Per esempio: sapere chi sono i tuoi clienti, cosa fanno, come pensano, come parlano, dove puoi trovarli, etc. ti permette di smettere di inflazionare un mercato già pieno zeppo di messaggi, obbligandoti ad urlare più forte degli altri con il rischio che il tuo msg sia in testa il tempo necessario che qualcun altro urli più forte di te…sapere chi sono i tuoi clienti ti permetterà di smettere di urlare e di iniziare a dialogare. Oppure: quando un tuo dipendente ha commesso un errore, anche grave, capire perché lo ha commesso, se poteva essere evitato e se si, come, come fare per aiutarlo a non commetterlo nuovamente, come responsabilizzarlo rispetto all’accaduto, come incoraggiarlo a non commetterlo ancora etc. 

 

In definitiva, le parole sono parole, ma se mosse da buone intenzioni e riempite di emozioni possono cambiare il mondo, anche il tuo. Non mi credi?

Pensa a Martin Luther King, a Nelson Mandela ,a Mahatma Gandhi, a Madre Teresa di Calcutta, oppure Giovanni Paolo II…

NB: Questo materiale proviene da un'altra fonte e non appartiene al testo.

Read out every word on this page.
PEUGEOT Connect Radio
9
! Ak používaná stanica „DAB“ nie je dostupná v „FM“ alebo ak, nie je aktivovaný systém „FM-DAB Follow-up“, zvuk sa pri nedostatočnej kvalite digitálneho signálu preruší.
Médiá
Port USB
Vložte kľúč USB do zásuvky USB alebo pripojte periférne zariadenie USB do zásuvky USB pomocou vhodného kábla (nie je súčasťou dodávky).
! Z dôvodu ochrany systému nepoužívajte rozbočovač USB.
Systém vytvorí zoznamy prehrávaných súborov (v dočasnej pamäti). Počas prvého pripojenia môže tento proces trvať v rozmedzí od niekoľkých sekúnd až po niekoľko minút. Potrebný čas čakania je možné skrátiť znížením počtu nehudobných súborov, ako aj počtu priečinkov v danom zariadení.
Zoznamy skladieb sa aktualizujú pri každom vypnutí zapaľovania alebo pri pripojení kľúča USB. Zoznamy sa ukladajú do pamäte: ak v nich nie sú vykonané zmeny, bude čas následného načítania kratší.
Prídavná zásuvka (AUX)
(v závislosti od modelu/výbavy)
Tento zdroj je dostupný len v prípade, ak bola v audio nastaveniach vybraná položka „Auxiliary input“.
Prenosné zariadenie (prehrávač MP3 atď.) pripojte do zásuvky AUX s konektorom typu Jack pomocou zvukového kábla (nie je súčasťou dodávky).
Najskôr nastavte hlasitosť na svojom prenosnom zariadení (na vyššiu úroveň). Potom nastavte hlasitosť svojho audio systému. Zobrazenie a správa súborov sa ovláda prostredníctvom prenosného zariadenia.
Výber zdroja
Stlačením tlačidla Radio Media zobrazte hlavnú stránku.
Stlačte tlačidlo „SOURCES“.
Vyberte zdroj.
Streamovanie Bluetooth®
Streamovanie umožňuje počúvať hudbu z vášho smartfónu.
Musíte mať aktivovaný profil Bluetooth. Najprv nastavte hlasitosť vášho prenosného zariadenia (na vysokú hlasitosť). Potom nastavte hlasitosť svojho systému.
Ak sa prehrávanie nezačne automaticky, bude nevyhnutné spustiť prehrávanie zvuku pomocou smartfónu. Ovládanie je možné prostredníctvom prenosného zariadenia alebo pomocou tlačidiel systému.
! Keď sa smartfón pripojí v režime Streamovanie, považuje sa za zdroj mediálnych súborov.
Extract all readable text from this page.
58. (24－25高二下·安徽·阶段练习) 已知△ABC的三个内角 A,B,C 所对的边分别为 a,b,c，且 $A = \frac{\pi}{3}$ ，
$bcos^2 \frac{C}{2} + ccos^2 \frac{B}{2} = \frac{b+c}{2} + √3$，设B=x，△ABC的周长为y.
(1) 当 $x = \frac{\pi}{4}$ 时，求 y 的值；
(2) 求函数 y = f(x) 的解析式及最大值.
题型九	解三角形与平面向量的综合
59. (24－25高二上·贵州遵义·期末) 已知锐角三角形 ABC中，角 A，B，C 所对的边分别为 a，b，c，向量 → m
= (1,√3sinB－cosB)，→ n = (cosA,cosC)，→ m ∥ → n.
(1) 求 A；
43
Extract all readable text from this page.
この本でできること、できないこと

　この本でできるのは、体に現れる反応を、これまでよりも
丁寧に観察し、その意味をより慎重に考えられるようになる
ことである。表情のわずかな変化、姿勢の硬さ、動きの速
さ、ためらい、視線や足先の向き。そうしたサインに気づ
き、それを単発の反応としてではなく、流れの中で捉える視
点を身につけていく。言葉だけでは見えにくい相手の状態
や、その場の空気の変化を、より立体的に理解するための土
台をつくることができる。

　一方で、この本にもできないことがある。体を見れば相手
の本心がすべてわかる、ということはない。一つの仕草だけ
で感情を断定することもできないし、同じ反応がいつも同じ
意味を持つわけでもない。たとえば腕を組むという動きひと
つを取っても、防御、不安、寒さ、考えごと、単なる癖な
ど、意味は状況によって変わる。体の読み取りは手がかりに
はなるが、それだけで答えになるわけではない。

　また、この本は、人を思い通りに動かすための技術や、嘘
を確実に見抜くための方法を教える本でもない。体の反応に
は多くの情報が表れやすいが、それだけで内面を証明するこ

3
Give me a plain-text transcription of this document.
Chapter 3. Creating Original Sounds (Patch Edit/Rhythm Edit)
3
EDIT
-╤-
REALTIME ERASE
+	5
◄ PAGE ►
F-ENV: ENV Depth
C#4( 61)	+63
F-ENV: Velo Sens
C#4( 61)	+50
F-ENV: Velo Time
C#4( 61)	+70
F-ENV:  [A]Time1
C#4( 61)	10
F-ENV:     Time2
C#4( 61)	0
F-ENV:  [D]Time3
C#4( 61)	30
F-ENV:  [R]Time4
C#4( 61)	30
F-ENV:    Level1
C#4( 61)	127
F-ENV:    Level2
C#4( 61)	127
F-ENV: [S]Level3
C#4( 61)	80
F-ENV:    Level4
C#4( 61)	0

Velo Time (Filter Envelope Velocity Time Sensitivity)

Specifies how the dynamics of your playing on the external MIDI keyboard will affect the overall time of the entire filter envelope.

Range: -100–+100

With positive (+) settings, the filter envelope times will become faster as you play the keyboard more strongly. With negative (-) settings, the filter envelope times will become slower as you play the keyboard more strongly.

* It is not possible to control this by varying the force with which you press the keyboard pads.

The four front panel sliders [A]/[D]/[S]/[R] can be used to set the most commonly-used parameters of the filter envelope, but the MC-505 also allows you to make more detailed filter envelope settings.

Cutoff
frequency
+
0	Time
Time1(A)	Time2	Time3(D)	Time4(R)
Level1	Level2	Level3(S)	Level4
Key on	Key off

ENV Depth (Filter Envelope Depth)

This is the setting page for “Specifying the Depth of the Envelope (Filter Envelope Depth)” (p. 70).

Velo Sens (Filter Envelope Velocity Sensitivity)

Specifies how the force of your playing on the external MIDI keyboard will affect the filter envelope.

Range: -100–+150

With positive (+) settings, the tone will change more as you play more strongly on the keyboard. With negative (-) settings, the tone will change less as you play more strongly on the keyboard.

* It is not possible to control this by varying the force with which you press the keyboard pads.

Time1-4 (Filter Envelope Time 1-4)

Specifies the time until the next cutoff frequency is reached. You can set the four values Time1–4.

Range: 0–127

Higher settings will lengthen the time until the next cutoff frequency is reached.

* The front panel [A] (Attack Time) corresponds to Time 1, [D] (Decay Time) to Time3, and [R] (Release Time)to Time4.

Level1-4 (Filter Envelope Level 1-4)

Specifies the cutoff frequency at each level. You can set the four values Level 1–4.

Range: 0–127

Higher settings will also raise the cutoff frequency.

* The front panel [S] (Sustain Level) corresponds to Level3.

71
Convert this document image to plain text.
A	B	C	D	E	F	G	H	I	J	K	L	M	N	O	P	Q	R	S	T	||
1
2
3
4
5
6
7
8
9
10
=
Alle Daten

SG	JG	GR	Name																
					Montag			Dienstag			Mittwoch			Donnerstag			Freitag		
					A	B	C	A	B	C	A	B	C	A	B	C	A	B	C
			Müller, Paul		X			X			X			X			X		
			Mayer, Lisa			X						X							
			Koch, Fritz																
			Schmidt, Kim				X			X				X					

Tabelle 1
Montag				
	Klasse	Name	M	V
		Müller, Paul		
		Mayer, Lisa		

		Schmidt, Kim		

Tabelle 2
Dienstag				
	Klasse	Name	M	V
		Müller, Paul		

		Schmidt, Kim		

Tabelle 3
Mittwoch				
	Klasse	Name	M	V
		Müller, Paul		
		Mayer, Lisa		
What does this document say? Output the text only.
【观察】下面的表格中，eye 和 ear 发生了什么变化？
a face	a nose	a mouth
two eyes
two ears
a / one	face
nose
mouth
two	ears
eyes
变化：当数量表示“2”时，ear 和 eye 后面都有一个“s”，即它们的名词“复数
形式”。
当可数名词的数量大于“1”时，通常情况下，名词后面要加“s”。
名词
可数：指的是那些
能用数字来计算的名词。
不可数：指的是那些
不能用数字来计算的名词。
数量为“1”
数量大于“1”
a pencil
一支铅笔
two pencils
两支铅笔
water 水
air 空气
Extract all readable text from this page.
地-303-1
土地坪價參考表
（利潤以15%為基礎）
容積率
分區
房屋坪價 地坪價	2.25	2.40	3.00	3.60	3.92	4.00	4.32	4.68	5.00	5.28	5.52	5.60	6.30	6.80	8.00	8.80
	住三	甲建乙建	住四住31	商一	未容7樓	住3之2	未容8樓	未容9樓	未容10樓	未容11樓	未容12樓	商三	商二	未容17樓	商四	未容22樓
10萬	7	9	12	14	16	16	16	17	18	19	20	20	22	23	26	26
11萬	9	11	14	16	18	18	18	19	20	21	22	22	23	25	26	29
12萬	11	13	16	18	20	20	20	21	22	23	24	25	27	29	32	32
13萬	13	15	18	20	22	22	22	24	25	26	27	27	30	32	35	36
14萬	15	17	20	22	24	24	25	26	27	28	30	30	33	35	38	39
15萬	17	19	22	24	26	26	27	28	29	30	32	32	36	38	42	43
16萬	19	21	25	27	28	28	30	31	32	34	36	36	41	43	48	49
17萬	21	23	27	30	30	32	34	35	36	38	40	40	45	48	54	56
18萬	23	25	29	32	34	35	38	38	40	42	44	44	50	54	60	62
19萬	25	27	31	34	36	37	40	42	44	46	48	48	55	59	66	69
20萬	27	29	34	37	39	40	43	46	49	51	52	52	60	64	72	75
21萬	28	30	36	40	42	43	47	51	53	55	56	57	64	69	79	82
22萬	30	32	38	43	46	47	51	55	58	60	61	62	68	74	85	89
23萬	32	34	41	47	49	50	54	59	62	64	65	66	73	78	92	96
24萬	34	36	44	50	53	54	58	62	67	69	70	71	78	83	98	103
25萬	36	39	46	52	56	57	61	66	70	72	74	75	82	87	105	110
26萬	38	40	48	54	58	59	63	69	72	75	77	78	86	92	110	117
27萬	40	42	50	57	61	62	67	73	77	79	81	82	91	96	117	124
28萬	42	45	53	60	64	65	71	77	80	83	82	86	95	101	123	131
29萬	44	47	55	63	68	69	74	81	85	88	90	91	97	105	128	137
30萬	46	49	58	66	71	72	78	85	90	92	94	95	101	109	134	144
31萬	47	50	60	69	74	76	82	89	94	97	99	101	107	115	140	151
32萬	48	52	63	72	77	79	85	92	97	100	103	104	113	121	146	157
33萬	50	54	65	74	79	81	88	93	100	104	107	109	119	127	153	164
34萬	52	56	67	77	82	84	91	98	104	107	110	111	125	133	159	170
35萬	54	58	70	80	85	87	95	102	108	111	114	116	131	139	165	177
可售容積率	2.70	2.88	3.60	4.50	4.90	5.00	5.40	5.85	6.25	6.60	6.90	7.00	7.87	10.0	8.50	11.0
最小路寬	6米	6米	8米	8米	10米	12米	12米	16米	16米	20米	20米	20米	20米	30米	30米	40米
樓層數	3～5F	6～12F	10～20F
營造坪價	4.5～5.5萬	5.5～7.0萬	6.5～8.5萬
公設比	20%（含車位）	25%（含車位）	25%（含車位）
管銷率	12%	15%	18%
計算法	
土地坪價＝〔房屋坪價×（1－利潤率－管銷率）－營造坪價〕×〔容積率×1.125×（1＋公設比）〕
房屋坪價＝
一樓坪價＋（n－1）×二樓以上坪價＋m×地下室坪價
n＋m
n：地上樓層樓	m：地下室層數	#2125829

tutte persone che, con le parole, hanno cambiato le sorti di interi popoli.

4. FARE TUTTO DA SOLI

Chi fa per se fa per tre. Ne sei convinto anche tu? Davvero? 

 

Ho visto moltissime realtà dove il ristoratore era (e in molti casi lo è ancora) convinto che tutto ciò che faceva lui era decisamente fatto meglio e portava più risultati. Francamente, non ho mai messo in dubbio la verità di questa affermazione, ma i pericoli che trascina con sé sono davvero numerosi, sia per chi si fregia con orgoglio di questa affermazione sia per chi gli sta intorno.

 

La ristorazione è un micro mondo fatto di persone, reparti, imprevisti, successi, fallimenti, opportunità, minacce, problemi, critiche, apprezzamenti. 

 

Tu non puoi fare tutto da solo, anche se tu fossi davvero il più bravo a fare qualsiasi cosa. Alla lunga cederesti, e qualora tu non lo facessi consapevolmente, ci penserebbe il tuo subconscio, che tu ci creda o no. Sii un leader, trasferisci le competenze, la tua visione, rendi il tuo staff migliore e autonomo, concediti e concedigli di sbagliare e aiutali ad imparare dagli errori, fossero anche i tuoi.

 

C’è una frase di padre Filippo Clerici che da tempo mi ispira: “da soli si va veloce ma insieme si va lontano” falla tua e il tuo lavoro cambierà

magicamente.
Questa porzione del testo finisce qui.